We often use boundaries to protect children from harm or danger. But it is important that you try to explain why boundaries are there, rather than issuing orders – for instance, if you pull them away from an open fire explain why. Children may be reluctant to follow instructions if parents command them. However, an explanation as to why the instructions are important will help your child understand, and therefore cooperate.
Communication is important – during both the good and the tough times. Children often find it hard to put their feelings into words and just knowing that their parents are listening can be enough. Talk about yourself – not just about your problems but about your daily life. If they feel included in the things you do they are more likely to see the value of including you in the things they do.

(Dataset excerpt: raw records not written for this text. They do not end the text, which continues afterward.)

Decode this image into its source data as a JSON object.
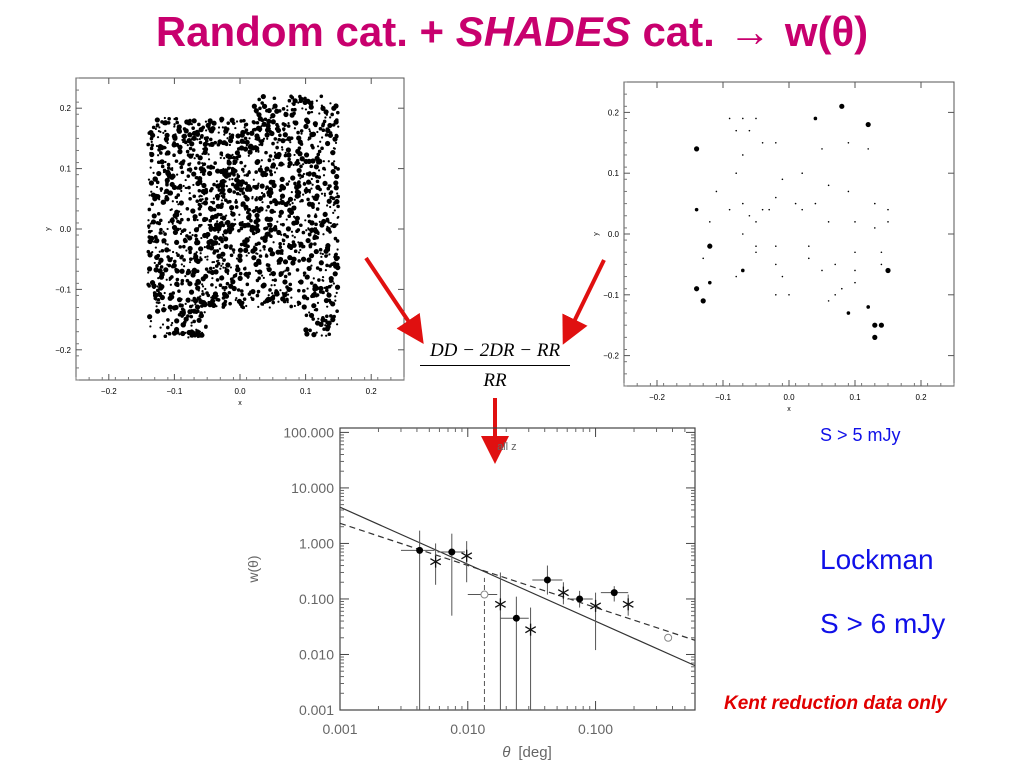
{
  "title": {
    "part1": "Random cat. + ",
    "shades": "SHADES",
    "part2": " cat.",
    "arrow": "→",
    "result": "w(θ)"
  },
  "formula": {
    "numerator": "DD − 2DR − RR",
    "denominator": "RR"
  },
  "labels": {
    "s5": "S > 5 mJy",
    "lockman": "Lockman",
    "s6": "S > 6 mJy",
    "kent": "Kent reduction data only"
  },
  "colors": {
    "title": "#c8006e",
    "arrow": "#e01010",
    "blue": "#1010e8",
    "note": "#e00000"
  },
  "chart_data": [
    {
      "type": "scatter",
      "xlabel": "x",
      "ylabel": "y",
      "xlim": [
        -0.25,
        0.25
      ],
      "ylim": [
        -0.25,
        0.25
      ],
      "xticks": [
        "−0.2",
        "−0.1",
        "0.0",
        "0.1",
        "0.2"
      ],
      "yticks": [
        "−0.2",
        "−0.1",
        "0.0",
        "0.1",
        "0.2"
      ],
      "series": [
        {
          "x_range": [
            -0.14,
            0.15
          ],
          "y_range": [
            -0.18,
            0.22
          ],
          "n_points": 1800
        }
      ]
    },
    {
      "type": "scatter",
      "xlabel": "x",
      "ylabel": "y",
      "xlim": [
        -0.25,
        0.25
      ],
      "ylim": [
        -0.25,
        0.25
      ],
      "xticks": [
        "−0.2",
        "−0.1",
        "0.0",
        "0.1",
        "0.2"
      ],
      "yticks": [
        "−0.2",
        "−0.1",
        "0.0",
        "0.1",
        "0.2"
      ],
      "series": [
        {
          "points": [
            [
              -0.14,
              0.14,
              3
            ],
            [
              -0.14,
              0.04,
              2
            ],
            [
              -0.12,
              0.02,
              1
            ],
            [
              -0.12,
              -0.02,
              3
            ],
            [
              -0.13,
              -0.04,
              1
            ],
            [
              -0.14,
              -0.09,
              3
            ],
            [
              -0.13,
              -0.11,
              3
            ],
            [
              -0.12,
              -0.08,
              2
            ],
            [
              -0.09,
              0.19,
              1
            ],
            [
              -0.08,
              0.17,
              1
            ],
            [
              -0.07,
              0.19,
              1
            ],
            [
              -0.07,
              0.13,
              1
            ],
            [
              -0.06,
              0.17,
              1
            ],
            [
              -0.05,
              0.19,
              1
            ],
            [
              -0.04,
              0.15,
              1
            ],
            [
              -0.02,
              0.15,
              1
            ],
            [
              -0.11,
              0.07,
              1
            ],
            [
              -0.08,
              0.1,
              1
            ],
            [
              -0.09,
              0.04,
              1
            ],
            [
              -0.07,
              0.05,
              1
            ],
            [
              -0.06,
              0.03,
              1
            ],
            [
              -0.07,
              0.0,
              1
            ],
            [
              -0.07,
              -0.06,
              2
            ],
            [
              -0.08,
              -0.07,
              1
            ],
            [
              -0.05,
              0.02,
              1
            ],
            [
              -0.05,
              -0.02,
              1
            ],
            [
              -0.04,
              0.04,
              1
            ],
            [
              -0.02,
              0.06,
              1
            ],
            [
              -0.03,
              0.04,
              1
            ],
            [
              -0.02,
              -0.02,
              1
            ],
            [
              -0.02,
              -0.05,
              1
            ],
            [
              -0.01,
              -0.07,
              1
            ],
            [
              0.01,
              0.05,
              1
            ],
            [
              0.02,
              0.04,
              1
            ],
            [
              0.03,
              -0.02,
              1
            ],
            [
              0.04,
              0.19,
              2
            ],
            [
              0.04,
              0.05,
              1
            ],
            [
              0.05,
              0.14,
              1
            ],
            [
              0.06,
              0.08,
              1
            ],
            [
              0.06,
              0.02,
              1
            ],
            [
              0.07,
              -0.05,
              1
            ],
            [
              0.05,
              -0.06,
              1
            ],
            [
              0.08,
              0.21,
              3
            ],
            [
              0.08,
              -0.09,
              1
            ],
            [
              0.09,
              0.15,
              1
            ],
            [
              0.09,
              0.07,
              1
            ],
            [
              0.1,
              0.02,
              1
            ],
            [
              0.1,
              -0.03,
              1
            ],
            [
              0.1,
              -0.06,
              1
            ],
            [
              0.1,
              -0.08,
              1
            ],
            [
              0.12,
              0.18,
              3
            ],
            [
              0.12,
              0.14,
              1
            ],
            [
              0.13,
              0.05,
              1
            ],
            [
              0.13,
              0.01,
              1
            ],
            [
              0.14,
              -0.03,
              1
            ],
            [
              0.14,
              -0.05,
              1
            ],
            [
              0.15,
              -0.06,
              3
            ],
            [
              0.15,
              0.02,
              1
            ],
            [
              0.15,
              0.04,
              1
            ],
            [
              0.12,
              -0.12,
              2
            ],
            [
              0.13,
              -0.15,
              3
            ],
            [
              0.13,
              -0.17,
              3
            ],
            [
              0.14,
              -0.15,
              3
            ],
            [
              0.09,
              -0.13,
              2
            ],
            [
              0.03,
              -0.04,
              1
            ],
            [
              0.02,
              0.1,
              1
            ],
            [
              -0.01,
              0.09,
              1
            ],
            [
              0.0,
              -0.1,
              1
            ],
            [
              -0.02,
              -0.1,
              1
            ],
            [
              0.06,
              -0.11,
              1
            ],
            [
              0.07,
              -0.1,
              1
            ],
            [
              -0.05,
              -0.03,
              1
            ]
          ]
        }
      ]
    },
    {
      "type": "scatter",
      "title": "all  z",
      "xlabel": "θ",
      "xunit": "deg",
      "ylabel": "w(θ)",
      "xscale": "log",
      "yscale": "log",
      "xlim": [
        0.001,
        0.6
      ],
      "ylim": [
        0.001,
        120
      ],
      "xticks": [
        "0.001",
        "0.010",
        "0.100"
      ],
      "yticks": [
        "0.001",
        "0.010",
        "0.100",
        "1.000",
        "10.000",
        "100.000"
      ],
      "series": [
        {
          "name": "",
          "marker": "dot",
          "points": [
            {
              "x": 0.0042,
              "y": 0.75,
              "ylo": 0.001,
              "yhi": 1.7,
              "xlo": 0.003,
              "xhi": 0.0055
            },
            {
              "x": 0.0075,
              "y": 0.7,
              "ylo": 0.05,
              "yhi": 1.5,
              "xlo": 0.0058,
              "xhi": 0.0095
            },
            {
              "x": 0.024,
              "y": 0.045,
              "ylo": 0.001,
              "yhi": 0.11,
              "xlo": 0.018,
              "xhi": 0.03
            },
            {
              "x": 0.042,
              "y": 0.22,
              "ylo": 0.12,
              "yhi": 0.4,
              "xlo": 0.032,
              "xhi": 0.055
            },
            {
              "x": 0.075,
              "y": 0.1,
              "ylo": 0.07,
              "yhi": 0.14,
              "xlo": 0.06,
              "xhi": 0.095
            },
            {
              "x": 0.14,
              "y": 0.13,
              "ylo": 0.09,
              "yhi": 0.17,
              "xlo": 0.11,
              "xhi": 0.18
            }
          ]
        },
        {
          "name": "",
          "marker": "star",
          "points": [
            {
              "x": 0.0056,
              "y": 0.47,
              "ylo": 0.18,
              "yhi": 1.0
            },
            {
              "x": 0.0098,
              "y": 0.6,
              "ylo": 0.2,
              "yhi": 1.1
            },
            {
              "x": 0.018,
              "y": 0.08,
              "ylo": 0.001,
              "yhi": 0.3
            },
            {
              "x": 0.031,
              "y": 0.028,
              "ylo": 0.001,
              "yhi": 0.07
            },
            {
              "x": 0.056,
              "y": 0.13,
              "ylo": 0.08,
              "yhi": 0.2
            },
            {
              "x": 0.1,
              "y": 0.075,
              "ylo": 0.012,
              "yhi": 0.13
            },
            {
              "x": 0.18,
              "y": 0.08,
              "ylo": 0.05,
              "yhi": 0.12
            }
          ]
        },
        {
          "name": "",
          "marker": "open-diamond",
          "points": [
            {
              "x": 0.0135,
              "y": 0.12,
              "ylo": 0.001,
              "yhi": 0.24,
              "xlo": 0.01,
              "xhi": 0.017
            },
            {
              "x": 0.37,
              "y": 0.02,
              "ylo": 0.02,
              "yhi": 0.02
            }
          ]
        }
      ],
      "fits": [
        {
          "style": "solid",
          "from": [
            0.001,
            4.5
          ],
          "to": [
            0.6,
            0.0063
          ]
        },
        {
          "style": "dashed",
          "from": [
            0.001,
            2.3
          ],
          "to": [
            0.6,
            0.018
          ]
        }
      ]
    }
  ]
}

Try to organise some time together as a family a few times a week – perhaps three meals a week you could sit down to eat as a family. This will give you all a chance to connect and talk about the important issues, as well as the more fun topics. Ask your children to help you with the chores or to run errands. They may protest but they will feel included in your life rather than being an outsider.

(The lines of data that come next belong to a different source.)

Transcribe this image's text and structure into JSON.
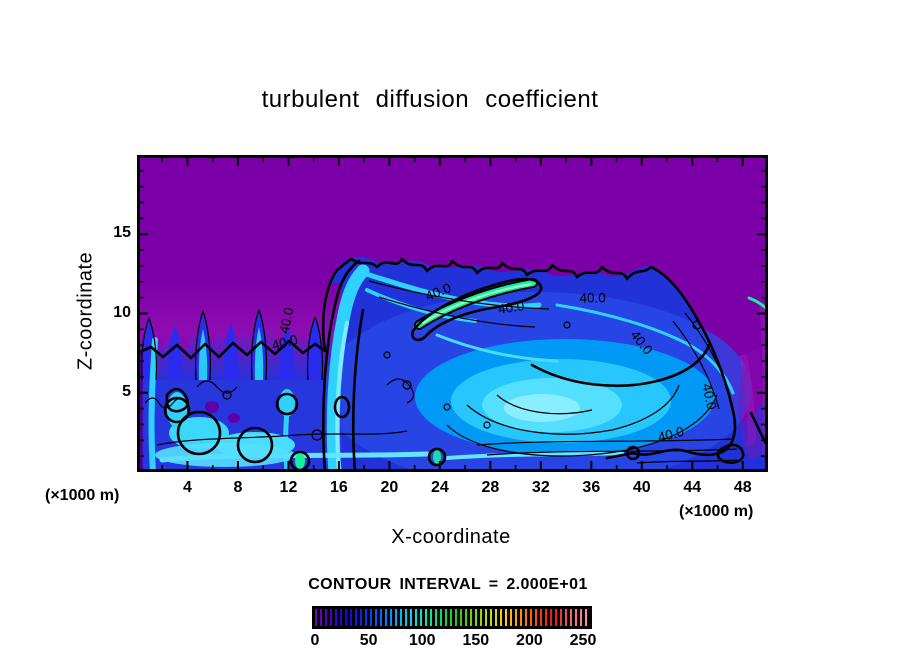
{
  "chart_data": {
    "type": "filled_contour",
    "title": "turbulent diffusion coefficient",
    "xlabel": "X-coordinate",
    "ylabel": "Z-coordinate",
    "x_units_note": "(×1000 m)",
    "y_units_note": "(×1000 m)",
    "xlim": [
      0,
      50
    ],
    "ylim": [
      0,
      20
    ],
    "x_tick_labels": [
      "4",
      "8",
      "12",
      "16",
      "20",
      "24",
      "28",
      "32",
      "36",
      "40",
      "44",
      "48"
    ],
    "x_major_step": 4,
    "x_minor_step": 2,
    "y_tick_labels": [
      "5",
      "10",
      "15"
    ],
    "y_major_step": 5,
    "y_minor_step": 1,
    "contour_interval_label": "CONTOUR INTERVAL = 2.000E+01",
    "contour_interval": 20,
    "labeled_contour": "40.0",
    "contour_label_points": [
      {
        "x": 11.8,
        "z": 7.9,
        "rot": -15
      },
      {
        "x": 12.2,
        "z": 9.5,
        "rot": -78
      },
      {
        "x": 24.0,
        "z": 11.1,
        "rot": -22
      },
      {
        "x": 29.7,
        "z": 10.1,
        "rot": -8
      },
      {
        "x": 36.1,
        "z": 10.7,
        "rot": 0
      },
      {
        "x": 39.7,
        "z": 8.0,
        "rot": 52
      },
      {
        "x": 45.0,
        "z": 4.7,
        "rot": 78
      },
      {
        "x": 42.4,
        "z": 2.1,
        "rot": -15
      }
    ],
    "colorbar": {
      "min": 0,
      "max": 250,
      "tick_labels": [
        "0",
        "50",
        "100",
        "150",
        "200",
        "250"
      ],
      "stops": [
        "#7A00BE",
        "#4400CC",
        "#1A00DC",
        "#0030EE",
        "#0066FF",
        "#00A8FF",
        "#00D8F0",
        "#00EEB0",
        "#00DD60",
        "#2ECC00",
        "#7FD800",
        "#C8DE00",
        "#FFCC00",
        "#FF8800",
        "#FF4400",
        "#E81818",
        "#F06868",
        "#FF8C9C"
      ]
    },
    "colors": {
      "page_background": "#ffffff",
      "field_purple": "#7C00A8",
      "field_magenta_blend": "#8F10B4",
      "field_blue": "#2132D8",
      "field_cyan": "#2FD2FF",
      "field_pale_cyan": "#8FEFFF",
      "highlight_green": "#17F09A",
      "contour_line": "#000000",
      "text": "#000000"
    }
  }
}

With older children, it is normal for them to test the limits of boundaries to see what they can get away with. You may need to adapt boundaries as children grow into teens – it can even help to involve your child in the negotiation of new boundaries. Too many restrictions will be hard to keep on top of, so it is a good idea to work out which boundaries are really important to you, such as the ones for your children’s safety, and which boundaries are not worth fighting about. With fewer restrictions, your children will appreciate that the boundaries you do set are serious.
It is important for a family to be there for each other through the hard times, as well as the good times. If there is a family tragedy, or a family member has a problem, pulling together can really help. Your children will need your help at this time, and it is important to be open and communicate with them. They will need reassurance and explanation, and will react differently depending on their ages. It can also help to talk to someone impartial.

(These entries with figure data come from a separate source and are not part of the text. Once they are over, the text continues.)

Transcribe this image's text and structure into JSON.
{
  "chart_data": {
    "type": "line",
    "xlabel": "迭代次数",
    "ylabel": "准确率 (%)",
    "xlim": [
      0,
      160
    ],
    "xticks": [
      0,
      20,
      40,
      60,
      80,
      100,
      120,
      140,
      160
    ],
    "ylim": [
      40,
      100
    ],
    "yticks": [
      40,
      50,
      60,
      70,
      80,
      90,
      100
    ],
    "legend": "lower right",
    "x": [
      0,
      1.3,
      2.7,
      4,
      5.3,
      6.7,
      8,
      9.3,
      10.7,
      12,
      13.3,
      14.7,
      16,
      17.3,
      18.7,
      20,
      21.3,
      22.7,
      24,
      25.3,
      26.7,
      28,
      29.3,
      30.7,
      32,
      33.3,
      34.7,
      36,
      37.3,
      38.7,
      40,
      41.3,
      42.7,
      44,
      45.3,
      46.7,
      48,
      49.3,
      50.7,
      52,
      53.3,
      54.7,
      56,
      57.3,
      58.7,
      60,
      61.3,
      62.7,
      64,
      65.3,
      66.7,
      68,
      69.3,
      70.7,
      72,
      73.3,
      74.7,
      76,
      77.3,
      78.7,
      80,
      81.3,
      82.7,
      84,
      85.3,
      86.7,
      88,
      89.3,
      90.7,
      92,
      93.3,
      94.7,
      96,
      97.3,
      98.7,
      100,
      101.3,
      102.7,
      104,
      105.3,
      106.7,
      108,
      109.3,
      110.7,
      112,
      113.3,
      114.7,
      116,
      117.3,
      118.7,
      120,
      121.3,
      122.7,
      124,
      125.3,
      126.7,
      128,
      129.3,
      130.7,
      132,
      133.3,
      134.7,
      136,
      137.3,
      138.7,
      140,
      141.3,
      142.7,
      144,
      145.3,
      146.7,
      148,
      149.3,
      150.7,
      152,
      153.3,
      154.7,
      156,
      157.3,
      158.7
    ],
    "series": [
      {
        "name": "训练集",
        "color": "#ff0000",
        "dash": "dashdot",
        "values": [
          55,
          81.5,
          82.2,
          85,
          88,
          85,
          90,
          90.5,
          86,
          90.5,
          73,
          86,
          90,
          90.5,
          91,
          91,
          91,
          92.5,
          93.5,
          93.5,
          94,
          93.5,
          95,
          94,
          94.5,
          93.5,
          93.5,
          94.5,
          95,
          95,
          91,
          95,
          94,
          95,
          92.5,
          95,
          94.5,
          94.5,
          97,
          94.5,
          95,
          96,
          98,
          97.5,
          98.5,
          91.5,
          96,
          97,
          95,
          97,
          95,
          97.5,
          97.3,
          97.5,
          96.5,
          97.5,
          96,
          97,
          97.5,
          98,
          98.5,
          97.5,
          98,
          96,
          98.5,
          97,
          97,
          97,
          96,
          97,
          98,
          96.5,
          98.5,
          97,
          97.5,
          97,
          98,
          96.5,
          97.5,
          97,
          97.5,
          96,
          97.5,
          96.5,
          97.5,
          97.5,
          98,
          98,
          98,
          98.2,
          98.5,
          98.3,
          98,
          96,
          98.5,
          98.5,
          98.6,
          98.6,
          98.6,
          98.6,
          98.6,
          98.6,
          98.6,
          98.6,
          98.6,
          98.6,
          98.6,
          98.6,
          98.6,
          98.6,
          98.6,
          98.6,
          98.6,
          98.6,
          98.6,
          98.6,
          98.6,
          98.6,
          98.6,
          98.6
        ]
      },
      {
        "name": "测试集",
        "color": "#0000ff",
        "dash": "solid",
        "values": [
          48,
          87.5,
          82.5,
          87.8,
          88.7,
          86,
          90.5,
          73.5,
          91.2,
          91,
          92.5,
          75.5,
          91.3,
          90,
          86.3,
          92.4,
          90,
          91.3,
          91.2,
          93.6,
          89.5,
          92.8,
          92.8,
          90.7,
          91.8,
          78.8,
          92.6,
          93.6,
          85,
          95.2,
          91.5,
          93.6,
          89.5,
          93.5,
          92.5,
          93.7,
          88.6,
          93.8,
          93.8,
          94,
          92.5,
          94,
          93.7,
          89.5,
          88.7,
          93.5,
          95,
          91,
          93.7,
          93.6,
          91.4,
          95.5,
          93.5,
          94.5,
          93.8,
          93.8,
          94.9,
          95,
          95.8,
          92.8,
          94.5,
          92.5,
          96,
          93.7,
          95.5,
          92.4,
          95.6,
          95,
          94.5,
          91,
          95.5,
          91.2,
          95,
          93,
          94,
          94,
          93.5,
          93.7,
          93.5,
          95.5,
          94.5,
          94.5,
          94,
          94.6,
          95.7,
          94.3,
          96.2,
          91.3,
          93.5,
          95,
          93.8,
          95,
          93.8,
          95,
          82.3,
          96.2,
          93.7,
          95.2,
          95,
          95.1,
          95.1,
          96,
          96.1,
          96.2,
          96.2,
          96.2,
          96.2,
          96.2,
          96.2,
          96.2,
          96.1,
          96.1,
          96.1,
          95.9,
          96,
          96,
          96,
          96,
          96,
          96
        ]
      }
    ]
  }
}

More than anything, children just want to spend time with their parents. It can be lots of fun to make time for an impromptu game or an unscheduled trip to the park, as well as being something that you and your children will remember fondly. It’s good to have a routine, but it’s not the end of the world if it’s interrupted from time to time for spontaneous fun and games. For busy families, it can be useful to schedule in a few hours every now and then for a lazy afternoon together.
Spend quality time with your partner
It can be difficult to find time for you and your partner once you have children, but it is important to make time for each other. After all, children learn about relationships from their parents. Make sure you communicate with them frequently about all the day to day matters, as well as just things you enjoy talking about. Try to organise time that you can spend with each other, whether it’s going out for a meal, or just relaxing in front of the TV together.
From us, the Biyeta team, we can only suggest you or advise you, but the main role playing depends on both of you. Try understand your family members, be friendly with your spouse and bring sharing in between you and your spouse. These will make your family happier than happy.